The Privilege to Murder?
by David J. Leonard | NewBlackMan
During a discussion about James Holmes and the Aurora, Colorado shooting, Touré asked, “how can someone so young be so depraved?” Citing a “festering rage from that stems from feeling marginalized and powerless,” a feeling “that leads to them to try to get back at the world, ” Touré feeds the public’s insatiable desire to understand Holmes and his alleged crimes.   He goes to great lengths to explain why Holmes – a white male who grew up in San Diego, a white male who has been identified as “nice,” “easy-going,” “smart” and “quiet” within the media; a white male who we are now learning was nothing more than a very shy, well-mannered young man who was heavily involved in their local Presbyterian church” – allegedly committed this heinous crime.
The efforts to describe Holmes as “otherwise normal” who must have gone crazy, who must have lost it, who must have faced something to make him go into a movie theater and shoot 70 people, speaks to the ways that the (il)logics of race and gender operate in the context of America.

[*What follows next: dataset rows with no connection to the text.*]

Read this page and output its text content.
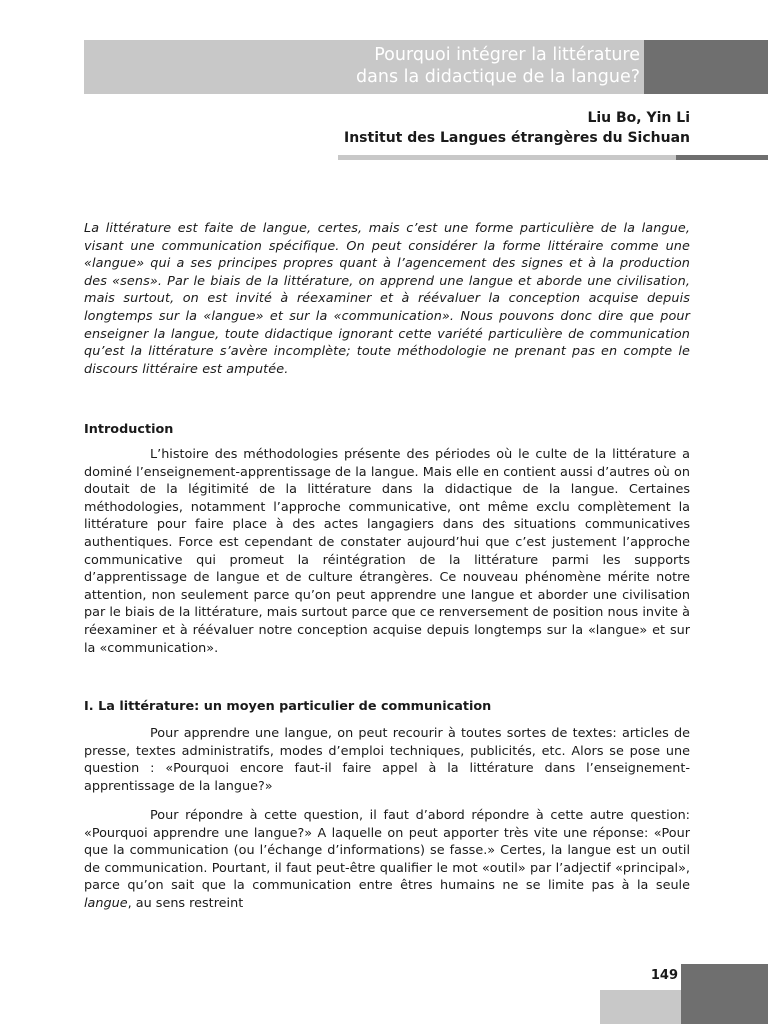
Pourquoi intégrer la littérature
dans la didactique de la langue?
Liu Bo, Yin Li
Institut des Langues étrangères du Sichuan
La littérature est faite de langue, certes, mais c’est une forme particulière de la langue, visant une communication spécifique. On peut considérer la forme littéraire comme une «langue» qui a ses principes propres quant à l’agencement des signes et à la production des «sens». Par le biais de la littérature, on apprend une langue et aborde une civilisation, mais surtout, on est invité à réexaminer et à réévaluer la conception acquise depuis longtemps sur la «langue» et sur la «communication». Nous pouvons donc dire que pour enseigner la langue, toute didactique ignorant cette variété particulière de communication qu’est la littérature s’avère incomplète; toute méthodologie ne prenant pas en compte le discours littéraire est amputée.
Introduction
L’histoire des méthodologies présente des périodes où le culte de la littérature a dominé l’enseignement-apprentissage de la langue. Mais elle en contient aussi d’autres où on doutait de la légitimité de la littérature dans la didactique de la langue. Certaines méthodologies, notamment l’approche communicative, ont même exclu complètement la littérature pour faire place à des actes langagiers dans des situations communicatives authentiques. Force est cependant de constater aujourd’hui que c’est justement l’approche communicative qui promeut la réintégration de la littérature parmi les supports d’apprentissage de langue et de culture étrangères. Ce nouveau phénomène mérite notre attention, non seulement parce qu’on peut apprendre une langue et aborder une civilisation par le biais de la littérature, mais surtout parce que ce renversement de position nous invite à réexaminer et à réévaluer notre conception acquise depuis longtemps sur la «langue» et sur la «communication».
I. La littérature: un moyen particulier de communication
Pour apprendre une langue, on peut recourir à toutes sortes de textes: articles de presse, textes administratifs, modes d’emploi techniques, publicités, etc. Alors se pose une question : «Pourquoi encore faut-il faire appel à la littérature dans l’enseignement-apprentissage de la langue?»
Pour répondre à cette question, il faut d’abord répondre à cette autre question: «Pourquoi apprendre une langue?» A laquelle on peut apporter très vite une réponse: «Pour que la communication (ou l’échange d’informations) se fasse.» Certes, la langue est un outil de communication. Pourtant, il faut peut-être qualifier le mot «outil» par l’adjectif «principal», parce qu’on sait que la communication entre êtres humains ne se limite pas à la seule langue, au sens restreint
149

“The freedom to kill, maim, commit wanton acts of violence, and to be anti-social (as well as pathological) without having your actions reflect on your own racial group, is one of the ultimate, if not in fact most potent, examples of White Privilege in post civil rights era America,” writes Chauncey DeVega in “What James and the Colorado Movie Massacre Tell us about While (male) Privilege.” “Instead of a national conversation where we reflect on what has gone wrong with young white men in our society–a group which apparently possesses a high propensity for committing acts of mass violence – James  Holmes will be framed as an outlier.” In fact the media narrative has gone to great lengths to him as “mentally unstable and as a loner,” and as a “good kid who happened to shoot up a movie theater” all speaks to the efforts to define him through an outlier narrative.
In “White Privilege and Mass Murders in America,” the blogger Three Sonorans, highlights how race runs through the center of the media discourse here:
You already know that if it was a Muslim that did the crime, the news would be speaking right now about the threat of “Muslim” terrorism.

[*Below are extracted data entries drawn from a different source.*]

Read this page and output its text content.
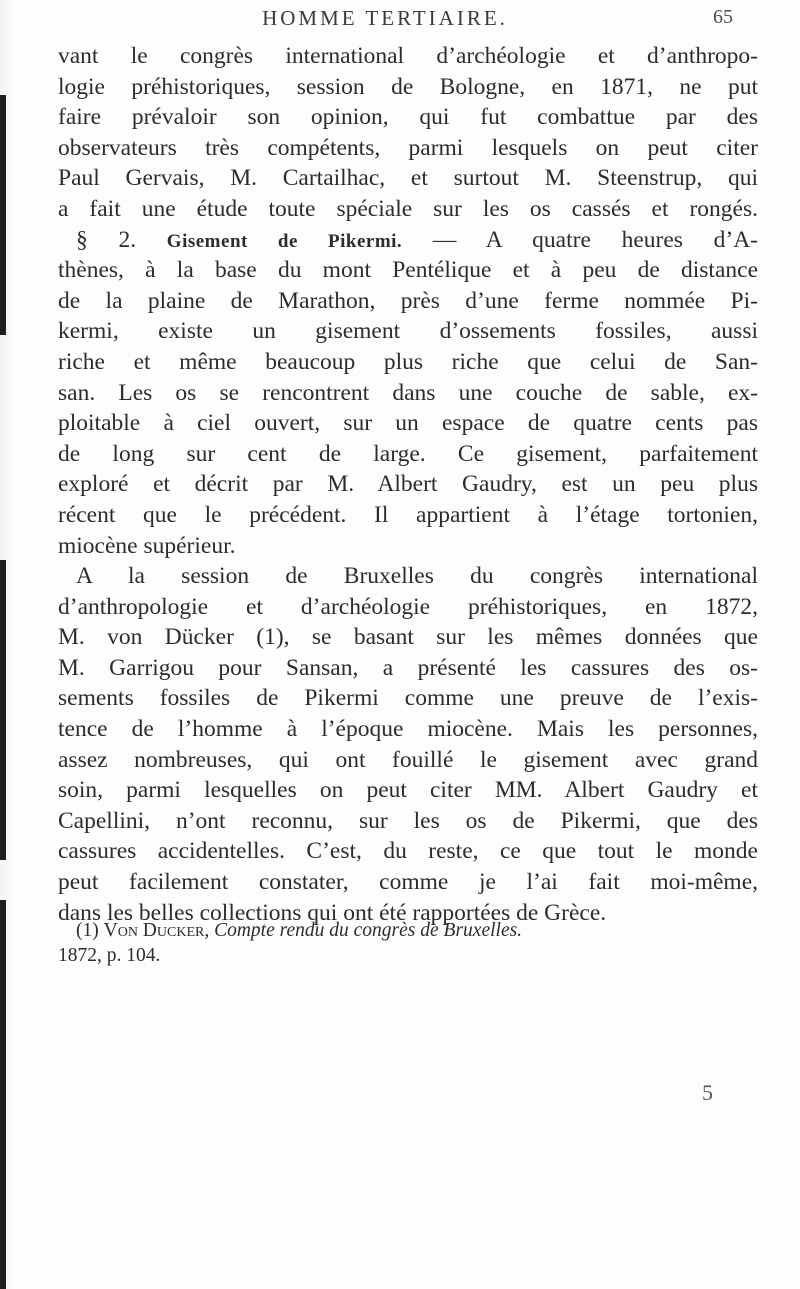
HOMME TERTIAIRE.	65
vant le congrès international d’archéologie et d’anthropo-
logie préhistoriques, session de Bologne, en 1871, ne put
faire prévaloir son opinion, qui fut combattue par des
observateurs très compétents, parmi lesquels on peut citer
Paul Gervais, M. Cartailhac, et surtout M. Steenstrup, qui
a fait une étude toute spéciale sur les os cassés et rongés.
§ 2. Gisement de Pikermi. — A quatre heures d’A-
thènes, à la base du mont Pentélique et à peu de distance
de la plaine de Marathon, près d’une ferme nommée Pi-
kermi, existe un gisement d’ossements fossiles, aussi
riche et même beaucoup plus riche que celui de San-
san. Les os se rencontrent dans une couche de sable, ex-
ploitable à ciel ouvert, sur un espace de quatre cents pas
de long sur cent de large. Ce gisement, parfaitement
exploré et décrit par M. Albert Gaudry, est un peu plus
récent que le précédent. Il appartient à l’étage tortonien,
miocène supérieur.
A la session de Bruxelles du congrès international
d’anthropologie et d’archéologie préhistoriques, en 1872,
M. von Dücker (1), se basant sur les mêmes données que
M. Garrigou pour Sansan, a présenté les cassures des os-
sements fossiles de Pikermi comme une preuve de l’exis-
tence de l’homme à l’époque miocène. Mais les personnes,
assez nombreuses, qui ont fouillé le gisement avec grand
soin, parmi lesquelles on peut citer MM. Albert Gaudry et
Capellini, n’ont reconnu, sur les os de Pikermi, que des
cassures accidentelles. C’est, du reste, ce que tout le monde
peut facilement constater, comme je l’ai fait moi-même,
dans les belles collections qui ont été rapportées de Grèce.
(1) Von Ducker, Compte rendu du congrès de Bruxelles.
1872, p. 104.
5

This Batman shooting will never be referred to as “White” terrorism or “American” terrorism. Everyone knows that American and terrorism are exact opposites! ….
What if the shooter was not white? The Virginia Tech shooter was not white, and we all know thanks to the news that he was an immigrant from South Korea. They chose only the best pictures with a smiling face to let Americans know what that killer looked like.
Now just imagine if the mass shooter was a former Mexican American Studies student! You know that news would be all over that!
Likewise, “The Dark Knight, Terrorism, Big Gulps and White Privilege” points to the double standards and the ways that race continues to define the media coverage:
Regardless, this is a significant story, and the media has responded accordingly.  Go ahead and do a Google news search.  Myriad articles will pop up, titles all containing such words as “shooter” and “gunman.”  Of course, if this guy was brown, I guaran-fucking-tee you he’d be a terrorist.  But don’t worry.  James Holmes is white, and it’s all good according to the Obama Administration, who “…do not believe at this point there was an apparent nexus to terrorism.”  Whew, thank goodness!  The last thing I need is to have to walk past more of these assholes:
In just a few short days, the media has gone to great lengths to explain what we are told over and over again is unexplainable (and impossible): a white criminal, a white murderer, a white “thug,” a white “pariah” and a “white terrorist.”  That is, in the dominant white imagination, a white terrorist, a white thug, and a savage white man are all contradictions in terms.  The national whisper is clear: “a dangerous middle-class suburban white criminal isn’t possible. How could this happen?”  Whiteness is innocence, goodness, and normalcy within the national imagination.